This is a great question, but not one that can be answered with "yes" or "no".
In some areas, it is known that the professional grade tools and ingredients require much skill to use well and so the general public is better off using consumer grade tools. (Try tasking the average office drone to create a report with Word or QuarkXpress and you'll see what I mean). But there is no such general rule in cooking. And yet, this does not mean that better quality meat will always make better quality food. It depends on the details of each situation.
First, what does "high quality meat" mean? A filet mignon is a prized cut, and costs much more than shank. But even the best cook cannot make a good stew out of filet mignon. So in the first place, you have to know which category of meat is suited for the dish you are making. Only within a given category will better meat produce better results.
Second, "quality" means different things to different people. A cooking beginner usually cannot recognize which meat will produce better results in the given category and goes by factors like price and store reputation to decide which meat must be better quality. This is not necessarily correlated to better taste. So, as a beginner, you can pick meat you believe to be better, but end up with worse results.
The combination of these two points means that you should be aware of the difference between a "better" cut and a higher-quality version of the same cut. A "better" cut is actually a different cut, so it's a substitution that usually won't guarantee a better result. But a higher-quality upgrade of the same cut is likely to make a dish better. So, you need the cooking skill to tell a given piece of meat will be a good substitution for your earlier choice (a higher-quality version) or not (it is simply a better cut).
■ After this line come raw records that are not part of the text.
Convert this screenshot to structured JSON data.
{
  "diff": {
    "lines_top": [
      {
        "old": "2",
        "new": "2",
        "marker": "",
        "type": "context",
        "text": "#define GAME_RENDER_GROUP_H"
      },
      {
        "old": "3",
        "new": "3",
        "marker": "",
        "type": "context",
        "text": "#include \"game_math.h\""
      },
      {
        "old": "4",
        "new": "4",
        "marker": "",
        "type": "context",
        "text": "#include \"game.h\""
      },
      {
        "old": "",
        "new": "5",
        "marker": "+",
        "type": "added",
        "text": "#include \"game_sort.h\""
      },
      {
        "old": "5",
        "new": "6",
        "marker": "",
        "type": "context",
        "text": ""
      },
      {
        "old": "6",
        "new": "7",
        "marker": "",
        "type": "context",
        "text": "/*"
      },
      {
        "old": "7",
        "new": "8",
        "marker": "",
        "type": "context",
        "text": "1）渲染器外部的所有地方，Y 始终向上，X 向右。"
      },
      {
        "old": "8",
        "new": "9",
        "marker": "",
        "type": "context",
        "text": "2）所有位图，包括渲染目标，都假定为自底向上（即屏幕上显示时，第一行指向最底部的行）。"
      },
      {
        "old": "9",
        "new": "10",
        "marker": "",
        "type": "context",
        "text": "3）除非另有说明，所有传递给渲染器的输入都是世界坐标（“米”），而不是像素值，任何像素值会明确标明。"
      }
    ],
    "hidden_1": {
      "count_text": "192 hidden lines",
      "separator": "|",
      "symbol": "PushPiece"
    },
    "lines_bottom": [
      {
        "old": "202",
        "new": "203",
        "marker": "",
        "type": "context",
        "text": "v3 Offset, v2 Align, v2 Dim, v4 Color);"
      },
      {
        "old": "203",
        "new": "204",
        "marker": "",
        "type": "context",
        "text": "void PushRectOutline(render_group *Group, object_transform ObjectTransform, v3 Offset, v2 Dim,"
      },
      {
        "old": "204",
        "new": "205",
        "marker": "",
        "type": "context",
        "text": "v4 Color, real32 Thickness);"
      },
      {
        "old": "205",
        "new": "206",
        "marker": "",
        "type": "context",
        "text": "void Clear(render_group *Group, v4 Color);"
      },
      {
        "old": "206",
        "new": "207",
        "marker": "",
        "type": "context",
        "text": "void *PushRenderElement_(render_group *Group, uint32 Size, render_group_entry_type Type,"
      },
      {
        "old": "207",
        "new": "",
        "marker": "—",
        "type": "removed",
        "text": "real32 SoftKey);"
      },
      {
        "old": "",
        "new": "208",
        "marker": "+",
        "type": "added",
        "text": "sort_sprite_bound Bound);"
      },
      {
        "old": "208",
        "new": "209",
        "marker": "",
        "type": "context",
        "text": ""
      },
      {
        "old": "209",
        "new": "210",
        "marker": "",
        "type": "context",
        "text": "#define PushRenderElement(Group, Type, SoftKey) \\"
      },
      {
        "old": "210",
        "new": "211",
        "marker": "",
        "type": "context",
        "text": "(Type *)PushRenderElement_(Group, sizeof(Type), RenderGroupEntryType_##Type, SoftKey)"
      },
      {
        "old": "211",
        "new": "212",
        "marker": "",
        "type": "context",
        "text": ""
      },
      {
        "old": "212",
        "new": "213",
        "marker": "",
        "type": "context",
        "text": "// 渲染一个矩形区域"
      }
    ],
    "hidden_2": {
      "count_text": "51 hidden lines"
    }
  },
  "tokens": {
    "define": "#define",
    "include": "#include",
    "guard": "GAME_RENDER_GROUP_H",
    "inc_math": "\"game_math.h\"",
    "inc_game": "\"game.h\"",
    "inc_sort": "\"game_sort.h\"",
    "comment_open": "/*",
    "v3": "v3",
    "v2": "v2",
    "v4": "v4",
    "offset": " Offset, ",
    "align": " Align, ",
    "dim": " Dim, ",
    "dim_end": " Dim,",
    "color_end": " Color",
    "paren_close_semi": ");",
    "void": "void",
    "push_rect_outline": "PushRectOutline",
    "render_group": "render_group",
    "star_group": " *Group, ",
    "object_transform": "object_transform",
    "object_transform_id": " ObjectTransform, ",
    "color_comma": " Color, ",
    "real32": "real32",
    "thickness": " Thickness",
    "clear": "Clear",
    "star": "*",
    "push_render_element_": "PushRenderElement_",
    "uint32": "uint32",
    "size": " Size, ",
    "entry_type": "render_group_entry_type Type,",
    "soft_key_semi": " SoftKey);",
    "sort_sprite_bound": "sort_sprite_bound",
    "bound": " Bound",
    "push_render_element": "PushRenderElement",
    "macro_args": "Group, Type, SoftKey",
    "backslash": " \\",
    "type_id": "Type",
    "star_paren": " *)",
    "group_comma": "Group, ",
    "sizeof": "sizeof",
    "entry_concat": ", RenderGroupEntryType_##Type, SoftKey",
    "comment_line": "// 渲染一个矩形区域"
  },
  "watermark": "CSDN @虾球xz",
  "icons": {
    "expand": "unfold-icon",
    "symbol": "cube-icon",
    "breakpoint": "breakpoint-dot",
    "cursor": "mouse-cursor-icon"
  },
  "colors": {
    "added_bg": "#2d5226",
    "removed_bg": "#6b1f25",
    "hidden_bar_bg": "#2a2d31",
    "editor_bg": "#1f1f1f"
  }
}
Also, if somebody is trying to sell you a different version, you need to be able to recognize its quality (marbling in steaks, color intensity in pork chops, etc.)
Third, you can certainly find many cases where the more refined dishes, which need rarer, prized cuts, require a lot of skill to pull off well. So, if you decide to buy the "better" meat - as in the filet mignon vs. shank example - and have enough knowledge to match the dish to it, your skill might not be sufficient to pull off the dish for that meat well, while it would have been sufficient to make a good dish of the type for which the cheaper meat was suited.
Fourth, for each dish, the relative influence of skill vs. ingredient quality will be different for the final dish quality. So, it is possible that for going from "horrible" to "kinda edible" you need to get some skill, no matter what meat you use, but the jump from "kinda edible" to "not that bad" requires better meat, not better skill.
It is impossible to list all possible situations, dishes and meat cuts and say for each where the end result quality is skill-limited and where it is ingredient-limited. I am afraid that you have to be an intermediate cook before you can recognize if a mediocre cook can improve his results by cooking a given dish with better ingredients.